Pip McKnight

Community Midwife

They are the heavily pregnant women who have fled their own country in fear of their lives and are desperately looking for help when they arrive in the UK.

And for those women who find themselves in the Sandwell and West Birmingham area, that help comes in the form of community midwife Pip McKnight.

Pip, aged 39, has played a vital role in setting up the Attwood Green Health Centre, where they provide special support to the women and their babies who arrive in the UK as asylum seekers.

She said: “Among the asylum seekers are many women in the late stages of pregnancy who’ve had a traumatic experience getting here and who may even have suffered directly from violence along the way.

“As a midwife, I’m particularly concerned about helping women who might be at risk of a bad outcome to their pregnancy – so I wrote a pathway describing how we might take a more active role in supporting pregnant asylum seekers.”

Pip explained why she is interested in these particular mums-to-be: “When I see these women and their babies, I hear their heart-breaking stories.

“They tell me how they had to flee their war-torn countries and how their family members have been killed.

“They have taken such a great risk to move to a safer country. I feel that I have the responsibility to make their experience within our maternity service and the NHS as positive as possible.”

Her excellent work has led to her being shortlisted for a Royal College of Midwives Award in the Reducing Inequality category.

She said of the achievement: “I was over the moon when I heard the news. I feel very proud but I know we still have a lot of work to do to improve the care for this group.”

Pip joined the NHS just three years ago as a qualified midwife. She recalled: “Before I became a midwife, I was a youth worker. But then I realised I would like to provide more support to mothers and babies, so I decided to change my career path. It was a great choice and I have never looked back.

“I get to meet people from different walks of life and be part of the community. I guess one of the greatest things about being a community midwife is that you get to see the baby grow up. I regularly bump into women who I have looked after and their children. It is a wonderful thing to be part of the community.”

On a typical day, Pip will run the antenatal and post-natal clinics to ensure mothers and babies are healthy. She also holds educational sessions for parents-to-be who can learn more about how to look after their babies.

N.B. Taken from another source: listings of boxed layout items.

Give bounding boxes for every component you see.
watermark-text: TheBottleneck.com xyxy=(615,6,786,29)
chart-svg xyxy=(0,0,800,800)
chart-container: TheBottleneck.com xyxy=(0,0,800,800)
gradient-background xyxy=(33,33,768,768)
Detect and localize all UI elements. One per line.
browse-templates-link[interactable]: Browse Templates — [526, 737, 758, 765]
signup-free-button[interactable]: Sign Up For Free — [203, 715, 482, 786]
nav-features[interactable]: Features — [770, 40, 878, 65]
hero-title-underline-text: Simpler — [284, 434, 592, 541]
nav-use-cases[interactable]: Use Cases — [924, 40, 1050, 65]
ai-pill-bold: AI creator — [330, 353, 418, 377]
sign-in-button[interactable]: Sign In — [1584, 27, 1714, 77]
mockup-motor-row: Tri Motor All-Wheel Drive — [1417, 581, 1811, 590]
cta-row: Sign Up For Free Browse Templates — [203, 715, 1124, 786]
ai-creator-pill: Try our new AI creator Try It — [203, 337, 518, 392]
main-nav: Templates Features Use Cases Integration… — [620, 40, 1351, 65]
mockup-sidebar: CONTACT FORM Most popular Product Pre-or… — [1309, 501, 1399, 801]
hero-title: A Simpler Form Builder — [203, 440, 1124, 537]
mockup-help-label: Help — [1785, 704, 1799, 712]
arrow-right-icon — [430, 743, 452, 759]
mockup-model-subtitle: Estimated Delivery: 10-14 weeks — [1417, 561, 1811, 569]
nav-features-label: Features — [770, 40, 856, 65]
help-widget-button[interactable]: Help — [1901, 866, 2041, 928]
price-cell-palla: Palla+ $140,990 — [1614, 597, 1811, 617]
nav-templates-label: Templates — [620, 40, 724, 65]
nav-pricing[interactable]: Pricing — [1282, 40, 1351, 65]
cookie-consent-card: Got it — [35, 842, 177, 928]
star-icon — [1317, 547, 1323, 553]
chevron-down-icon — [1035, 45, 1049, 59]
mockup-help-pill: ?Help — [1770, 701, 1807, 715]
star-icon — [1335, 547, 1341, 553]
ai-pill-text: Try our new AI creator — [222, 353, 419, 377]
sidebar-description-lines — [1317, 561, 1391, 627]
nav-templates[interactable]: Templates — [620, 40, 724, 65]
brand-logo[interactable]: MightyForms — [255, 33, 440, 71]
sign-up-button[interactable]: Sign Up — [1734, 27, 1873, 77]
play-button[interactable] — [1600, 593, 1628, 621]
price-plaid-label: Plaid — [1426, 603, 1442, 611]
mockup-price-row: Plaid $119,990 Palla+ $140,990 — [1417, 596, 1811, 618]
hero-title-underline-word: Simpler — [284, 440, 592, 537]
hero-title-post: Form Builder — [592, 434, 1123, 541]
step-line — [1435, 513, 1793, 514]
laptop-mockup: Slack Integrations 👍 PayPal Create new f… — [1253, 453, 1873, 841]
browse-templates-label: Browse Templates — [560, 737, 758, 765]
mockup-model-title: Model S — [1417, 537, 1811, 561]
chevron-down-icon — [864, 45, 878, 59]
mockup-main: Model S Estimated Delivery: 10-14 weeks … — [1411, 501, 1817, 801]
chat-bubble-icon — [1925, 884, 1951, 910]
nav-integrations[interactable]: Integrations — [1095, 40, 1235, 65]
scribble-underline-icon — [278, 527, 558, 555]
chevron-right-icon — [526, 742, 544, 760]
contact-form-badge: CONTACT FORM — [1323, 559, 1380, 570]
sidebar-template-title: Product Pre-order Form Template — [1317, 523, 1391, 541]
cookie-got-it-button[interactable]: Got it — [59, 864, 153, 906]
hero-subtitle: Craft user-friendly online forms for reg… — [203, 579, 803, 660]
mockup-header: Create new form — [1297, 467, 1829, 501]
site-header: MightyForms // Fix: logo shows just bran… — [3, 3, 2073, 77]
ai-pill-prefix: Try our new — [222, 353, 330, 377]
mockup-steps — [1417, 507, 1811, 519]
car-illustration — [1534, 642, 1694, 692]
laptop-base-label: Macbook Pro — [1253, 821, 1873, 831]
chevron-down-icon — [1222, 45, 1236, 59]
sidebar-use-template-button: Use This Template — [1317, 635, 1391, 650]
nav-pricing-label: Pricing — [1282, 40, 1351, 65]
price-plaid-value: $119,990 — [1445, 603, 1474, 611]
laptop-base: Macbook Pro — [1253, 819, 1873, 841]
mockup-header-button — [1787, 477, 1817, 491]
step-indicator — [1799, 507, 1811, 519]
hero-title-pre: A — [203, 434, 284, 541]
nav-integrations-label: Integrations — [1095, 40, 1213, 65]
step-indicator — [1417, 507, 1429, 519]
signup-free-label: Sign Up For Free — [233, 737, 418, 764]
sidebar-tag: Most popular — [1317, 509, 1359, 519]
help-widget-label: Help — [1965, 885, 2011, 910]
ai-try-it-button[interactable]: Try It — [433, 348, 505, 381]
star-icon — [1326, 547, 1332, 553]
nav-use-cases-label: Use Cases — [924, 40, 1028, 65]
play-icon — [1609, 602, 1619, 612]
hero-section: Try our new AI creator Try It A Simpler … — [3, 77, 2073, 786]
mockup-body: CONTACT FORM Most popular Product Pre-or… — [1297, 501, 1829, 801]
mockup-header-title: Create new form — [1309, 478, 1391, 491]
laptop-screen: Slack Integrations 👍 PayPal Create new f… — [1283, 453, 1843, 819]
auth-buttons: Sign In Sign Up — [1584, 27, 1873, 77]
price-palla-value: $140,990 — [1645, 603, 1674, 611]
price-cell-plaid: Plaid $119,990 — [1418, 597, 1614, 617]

“It’s a great way to integrate with the community and bring people together”, she added.

Pip will be starting a master’s degree in September which will give her the opportunity and skills to carry out research into improving maternity care for newly arrived asylum seekers.

So who is Pip’s inspiration? “Kathryn Gutteridge, our consultant midwife, is the reason that I decided to come to Sandwell and West Birmingham Hospitals NHS Trust,” explained Pip, “She lives and breathes a woman-centred approach to midwifery and sets a standard of excellence for all midwives to aspire too.

“I’m so sad to see her retire this year but thrilled that she has been appointed President of The Royal College of Midwives. I can’t thank her enough for the support she has given me.”